I must say that I do wrestle with the amount of money I make, but at the end of the day what am I gonna say? I... — Tom Hanks
I must say that I do wrestle with the amount of money I make, but at the end of the day what am I gonna say? I took less money so Rupert Murdoch could have more?
Author: Tom Hanks
Insight: There's something refreshingly honest about admitting you're uncomfortable with your own success without pretending you should turn it down. Most of us are caught in this exact tension: we want to feel good about what we earn, but we also sense something off about inequality, so we shuffle between guilt and justification. Hanks cuts through that by naming the absurdity of the alternative. Refusing your paycheck doesn't redistribute wealth to the deserving—it just shuffles money between the already-wealthy. This matters because it lets us off a psychological hook we often get stuck on. You don't need to feel like a sellout for being well-compensated, and you don't need to perform poverty to prove your values.

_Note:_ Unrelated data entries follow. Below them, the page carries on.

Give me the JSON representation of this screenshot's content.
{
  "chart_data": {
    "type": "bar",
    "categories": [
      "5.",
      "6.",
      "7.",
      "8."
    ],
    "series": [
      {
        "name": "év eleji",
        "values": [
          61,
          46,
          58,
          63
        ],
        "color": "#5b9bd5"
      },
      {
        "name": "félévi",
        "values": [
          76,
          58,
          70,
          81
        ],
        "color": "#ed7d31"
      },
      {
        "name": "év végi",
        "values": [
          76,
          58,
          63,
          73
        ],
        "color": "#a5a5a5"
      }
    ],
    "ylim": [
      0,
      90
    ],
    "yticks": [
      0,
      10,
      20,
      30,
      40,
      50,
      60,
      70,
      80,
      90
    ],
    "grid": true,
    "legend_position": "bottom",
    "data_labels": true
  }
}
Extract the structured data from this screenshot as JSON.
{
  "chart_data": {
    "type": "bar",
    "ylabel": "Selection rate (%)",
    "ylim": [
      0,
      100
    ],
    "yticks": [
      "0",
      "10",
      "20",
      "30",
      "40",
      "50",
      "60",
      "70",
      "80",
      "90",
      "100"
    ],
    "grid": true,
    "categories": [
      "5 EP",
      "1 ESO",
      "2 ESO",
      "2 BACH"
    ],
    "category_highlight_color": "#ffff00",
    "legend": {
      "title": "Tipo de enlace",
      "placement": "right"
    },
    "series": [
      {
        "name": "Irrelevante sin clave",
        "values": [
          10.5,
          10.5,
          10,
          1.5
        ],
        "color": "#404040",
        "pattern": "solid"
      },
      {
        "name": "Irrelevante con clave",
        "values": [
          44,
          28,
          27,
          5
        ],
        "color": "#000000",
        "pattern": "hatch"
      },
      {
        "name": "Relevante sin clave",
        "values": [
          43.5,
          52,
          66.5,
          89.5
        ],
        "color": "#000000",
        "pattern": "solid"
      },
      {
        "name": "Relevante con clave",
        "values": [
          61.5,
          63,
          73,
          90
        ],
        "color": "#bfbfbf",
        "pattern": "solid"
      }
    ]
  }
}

The real question isn't whether you "deserve" your salary, but what you do with the resources you actually have. A teacher earning $60,000 isn't responsible for CEO pay ratios. A successful actor taking a reasonable deal isn't morally obligated to leave money on the table as performative humility. Where it gets complicated is recognizing this doesn't eliminate actual inequality—it just acknowledges that individual restraint rarely fixes structural problems. The useful move is accepting your piece without the guilt, then deciding separately what responsibility, if any, you want to take toward larger fairness.